Strange but true: there are some narratives that improve upon their transformed into wholesome musicals. The doleful story of the Van Trapp Family Singers, for one, in which a plucky brood sings its way past the Nazis. (Just don’t ask what happened after that.)

Broadway’s been making the most of this recently, as the Keller’s “Broadway Across America” season demonstrates; its previous offering was Xanadu, lovingly cherished by some as one of the worst musicals ever created for film. And now Legally Blonde the Musical, based on a movie that a lot of people genuinely enjoyed, which in turn was based on a book (who knew?) by Amanda Brown that was also popular. Yet its reaches its apotheosis in the musical version. How come?

There’s something about people breaking into song when their hearts are full that is -- well, if not “realistic,” then true to our experience. Ever walk down a city street when you’re crazy for love? It feels like your happiness radiates from you like a supernova, so bright you feel sure everyone walking by you can you’re love’s fool.
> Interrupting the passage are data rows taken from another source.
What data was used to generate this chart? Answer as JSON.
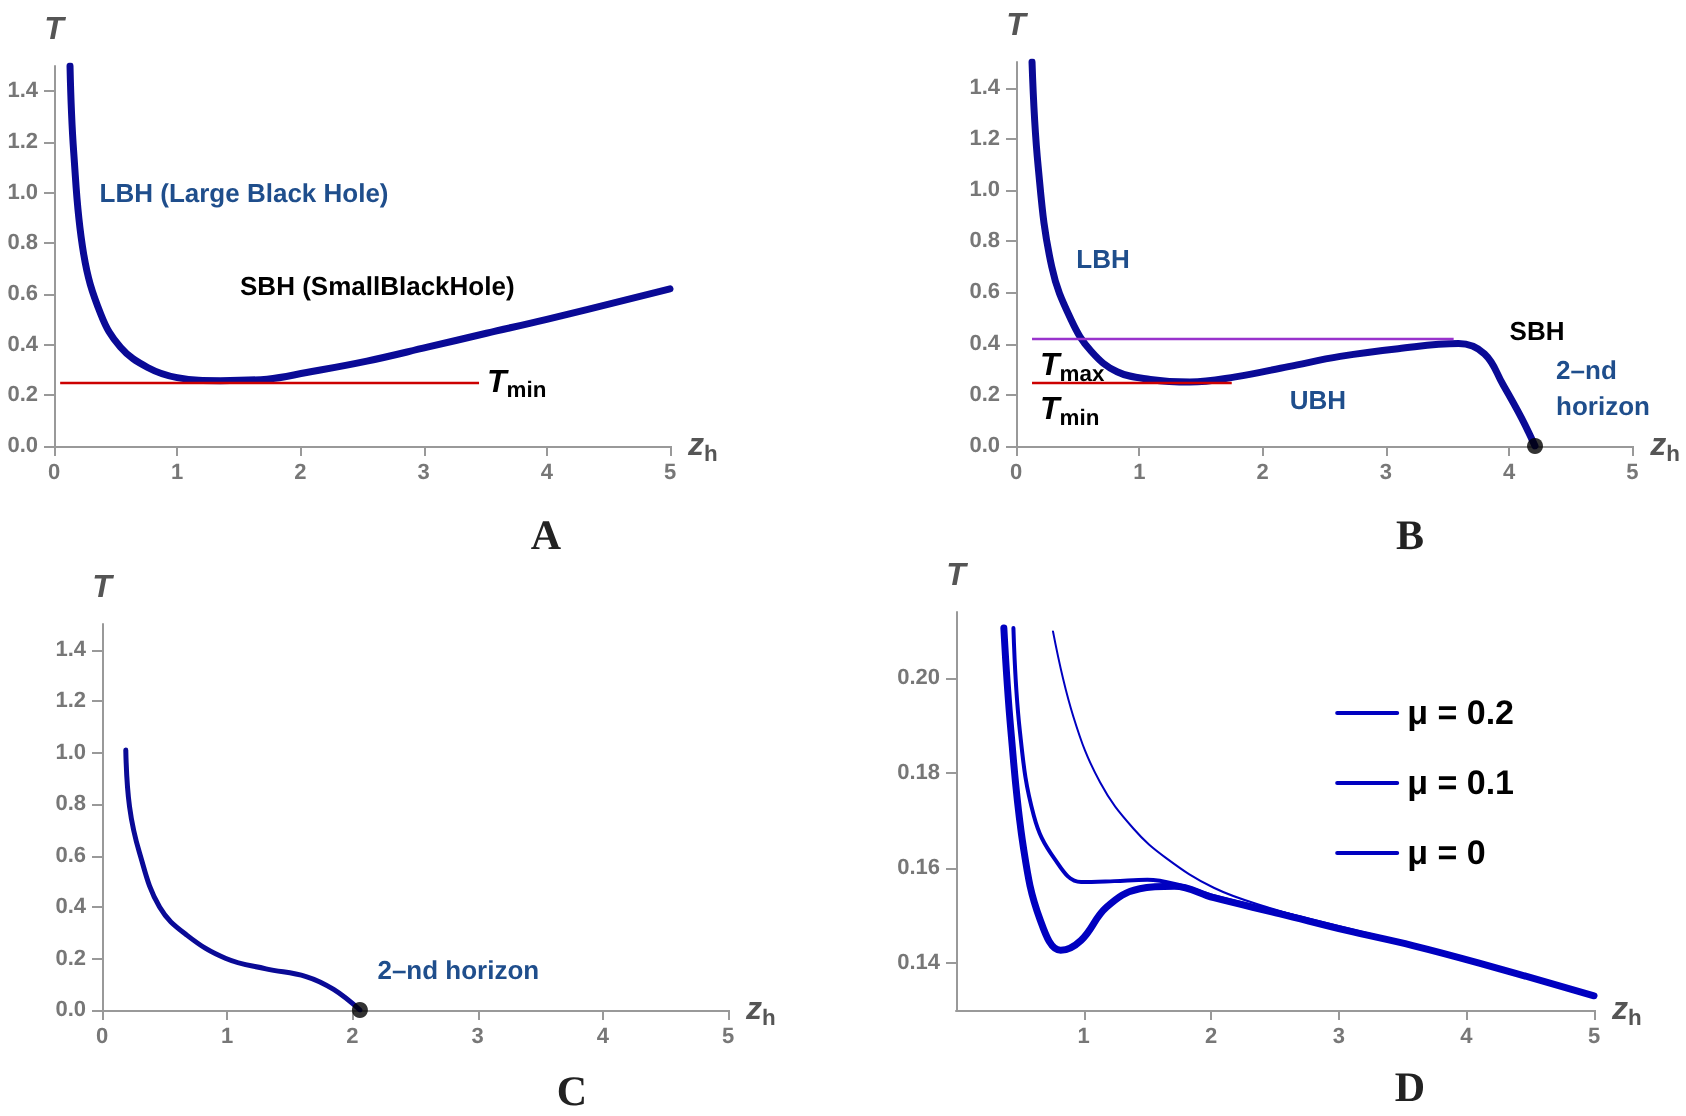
{
  "chart_data": [
    {
      "type": "line",
      "title": "A",
      "xlabel": "z$_{h}$",
      "ylabel": "T",
      "xlim": [
        0,
        5
      ],
      "ylim": [
        0,
        1.5
      ],
      "xticks": [
        0,
        1,
        2,
        3,
        4,
        5
      ],
      "yticks": [
        {
          "value": 0,
          "label": "0.0"
        },
        0.2,
        0.4,
        0.6,
        0.8,
        {
          "value": 1,
          "label": "1.0"
        },
        1.2,
        1.4
      ],
      "marker": "none",
      "series": [
        {
          "color": "#0a0a96",
          "x": [
            0.13,
            0.16,
            0.24,
            0.38,
            0.54,
            0.76,
            1.0,
            1.35,
            1.73,
            2.05,
            2.54,
            3.03,
            3.51,
            4.0,
            5.0
          ],
          "values": [
            1.5,
            1.16,
            0.76,
            0.52,
            0.39,
            0.31,
            0.27,
            0.258,
            0.264,
            0.29,
            0.335,
            0.39,
            0.445,
            0.5,
            0.62
          ]
        }
      ],
      "ref_lines": [
        {
          "axis": "y",
          "value": 0.25,
          "label": "T$_{min}$",
          "color": "#cc0000"
        }
      ],
      "annotations": [
        "LBH (Large Black Hole)",
        "SBH (SmallBlackHole)"
      ]
    },
    {
      "type": "line",
      "title": "B",
      "xlabel": "z$_{h}$",
      "ylabel": "T",
      "xlim": [
        0,
        5
      ],
      "ylim": [
        0,
        1.5
      ],
      "xticks": [
        0,
        1,
        2,
        3,
        4,
        5
      ],
      "yticks": [
        {
          "value": 0,
          "label": "0.0"
        },
        0.2,
        0.4,
        0.6,
        0.8,
        {
          "value": 1,
          "label": "1.0"
        },
        1.2,
        1.4
      ],
      "marker": "none",
      "series": [
        {
          "color": "#0a0a96",
          "x": [
            0.13,
            0.18,
            0.29,
            0.45,
            0.61,
            0.82,
            1.09,
            1.41,
            1.78,
            2.21,
            2.63,
            3.1,
            3.59,
            3.8,
            3.95,
            4.1,
            4.21
          ],
          "values": [
            1.5,
            1.09,
            0.7,
            0.49,
            0.37,
            0.29,
            0.26,
            0.25,
            0.27,
            0.31,
            0.35,
            0.38,
            0.4,
            0.36,
            0.24,
            0.11,
            0
          ]
        },
        {
          "type": "scatter",
          "marker": "circle",
          "color": "#000000",
          "x": [
            4.21
          ],
          "values": [
            0
          ]
        }
      ],
      "ref_lines": [
        {
          "axis": "y",
          "value": 0.42,
          "label": "T$_{max}$",
          "color": "#9933cc"
        },
        {
          "axis": "y",
          "value": 0.25,
          "label": "T$_{min}$",
          "color": "#cc0000"
        }
      ],
      "annotations": [
        "LBH",
        "UBH",
        "SBH",
        "2–nd horizon"
      ]
    },
    {
      "type": "line",
      "title": "C",
      "xlabel": "z$_{h}$",
      "ylabel": "T",
      "xlim": [
        0,
        5
      ],
      "ylim": [
        0,
        1.5
      ],
      "xticks": [
        0,
        1,
        2,
        3,
        4,
        5
      ],
      "yticks": [
        {
          "value": 0,
          "label": "0.0"
        },
        0.2,
        0.4,
        0.6,
        0.8,
        {
          "value": 1,
          "label": "1.0"
        },
        1.2,
        1.4
      ],
      "marker": "none",
      "series": [
        {
          "color": "#0a0a96",
          "x": [
            0.19,
            0.22,
            0.3,
            0.46,
            0.68,
            0.99,
            1.31,
            1.63,
            1.85,
            2.06
          ],
          "values": [
            1.01,
            0.79,
            0.61,
            0.4,
            0.29,
            0.2,
            0.16,
            0.13,
            0.08,
            0
          ]
        },
        {
          "type": "scatter",
          "marker": "circle",
          "color": "#000000",
          "x": [
            2.06
          ],
          "values": [
            0
          ]
        }
      ],
      "annotations": [
        "2–nd horizon"
      ]
    },
    {
      "type": "line",
      "title": "D",
      "xlabel": "z$_{h}$",
      "ylabel": "T",
      "xlim": [
        0,
        5
      ],
      "ylim": [
        0.13,
        0.214
      ],
      "xticks": [
        1,
        2,
        3,
        4,
        5
      ],
      "yticks": [
        0.14,
        0.16,
        0.18,
        {
          "value": 0.2,
          "label": "0.20"
        }
      ],
      "marker": "none",
      "legend": "top right",
      "series": [
        {
          "name": "μ = 0.2",
          "color": "#0000c0",
          "x": [
            0.375,
            0.43,
            0.53,
            0.66,
            0.82,
            0.98,
            1.18,
            1.44,
            1.71,
            2.02,
            2.54,
            3.06,
            3.58,
            4.1,
            5.0
          ],
          "values": [
            0.2106,
            0.189,
            0.164,
            0.149,
            0.1426,
            0.1447,
            0.1517,
            0.1556,
            0.1561,
            0.1537,
            0.1503,
            0.1468,
            0.1436,
            0.1399,
            0.133
          ]
        },
        {
          "name": "μ = 0.1",
          "color": "#0000c0",
          "x": [
            0.45,
            0.5,
            0.61,
            0.77,
            0.98,
            1.24,
            1.5,
            1.76,
            2.02,
            2.54,
            3.06,
            3.58,
            4.1,
            5.0
          ],
          "values": [
            0.2106,
            0.189,
            0.171,
            0.162,
            0.157,
            0.1572,
            0.1575,
            0.1563,
            0.154,
            0.1506,
            0.1471,
            0.1436,
            0.1399,
            0.133
          ]
        },
        {
          "name": "μ = 0",
          "color": "#0000c0",
          "x": [
            0.76,
            0.92,
            1.13,
            1.39,
            1.65,
            2.02,
            2.44,
            3.06,
            3.58,
            4.1,
            5.0
          ],
          "values": [
            0.2099,
            0.1919,
            0.178,
            0.1683,
            0.162,
            0.1558,
            0.1517,
            0.1471,
            0.1436,
            0.1399,
            0.133
          ]
        }
      ]
    }
  ]
}
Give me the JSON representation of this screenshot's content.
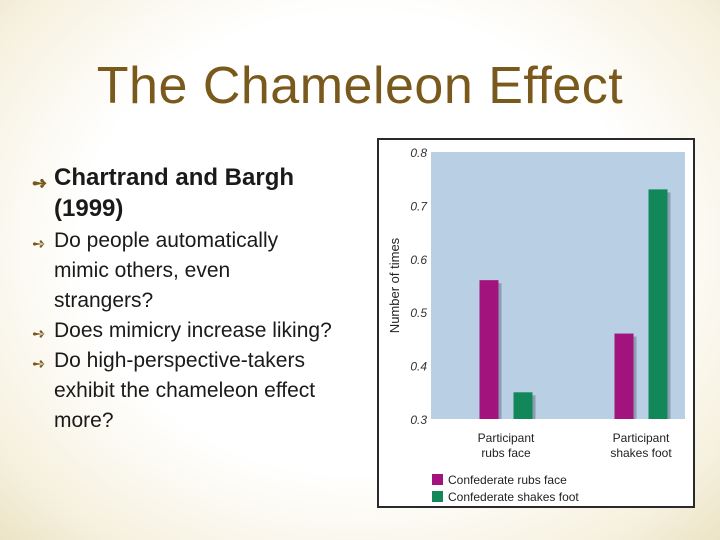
{
  "slide": {
    "title": "The Chameleon Effect",
    "bullets": [
      {
        "level": 1,
        "text": "Chartrand and Bargh (1999)"
      },
      {
        "level": 2,
        "text": "Do people automatically mimic others, even strangers?"
      },
      {
        "level": 2,
        "text": "Does mimicry increase liking?"
      },
      {
        "level": 2,
        "text": "Do high-perspective-takers exhibit the chameleon effect more?"
      }
    ],
    "bullet_icon": "arrow-bullet-icon"
  },
  "chart_data": {
    "type": "bar",
    "title": "",
    "xlabel": "",
    "ylabel": "Number of times",
    "categories": [
      "Participant rubs face",
      "Participant shakes foot"
    ],
    "category_lines": [
      [
        "Participant",
        "rubs face"
      ],
      [
        "Participant",
        "shakes foot"
      ]
    ],
    "series": [
      {
        "name": "Confederate rubs face",
        "values": [
          0.56,
          0.46
        ],
        "color": "#a3137d"
      },
      {
        "name": "Confederate shakes foot",
        "values": [
          0.35,
          0.73
        ],
        "color": "#12875a"
      }
    ],
    "ylim": [
      0.3,
      0.8
    ],
    "yticks": [
      "0.3",
      "0.4",
      "0.5",
      "0.6",
      "0.7",
      "0.8"
    ],
    "grid": false,
    "legend_position": "bottom",
    "plot_background": "#b9cfe4"
  }
}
You’d sing, too, if you didn’t think they’d drag you into the drunk tank for it.

Legally Blonde communicates some of this -- what Joni Mitchell called “the dizzy, dancing way you feel.” Sure, it’s fizzy, but the first scene promises to deliver on its promise that all will work out, and it does. We all see from the very first scene that the megablonde Elle Woods (named for the magazine, but of course) is better than the stereotypes she accepts for herself. And we see she’s too good for the erstwhile boyfriend she chases to Harvard Law School. We know what’s going to happen, but now how -- that’s the fun of the show.

Amusingly and knowingly, the musical trades on multiple stereotypes that its characters goes on to transcend: a silly gay boy, a graceless lesbian, a musclebound delivery dude … even a waspy ice princess is redeemed by the end, with only the truly heartless left out of the family circle.

At left are a few of the show’s smaller stars -- all of them rescue dogs, by the way, which seems consonant with the show’s redemptive theme. It all adds up to the surprising conclusion-- surprising to me, anyway -- that this is one Broadway musical that’s actually worth your while (you’ve got through Sunday to see it). Admittedly, it won’t make you long for law school, but you will feel that you don’t have to chased out of Austria to merit the love of your peeps.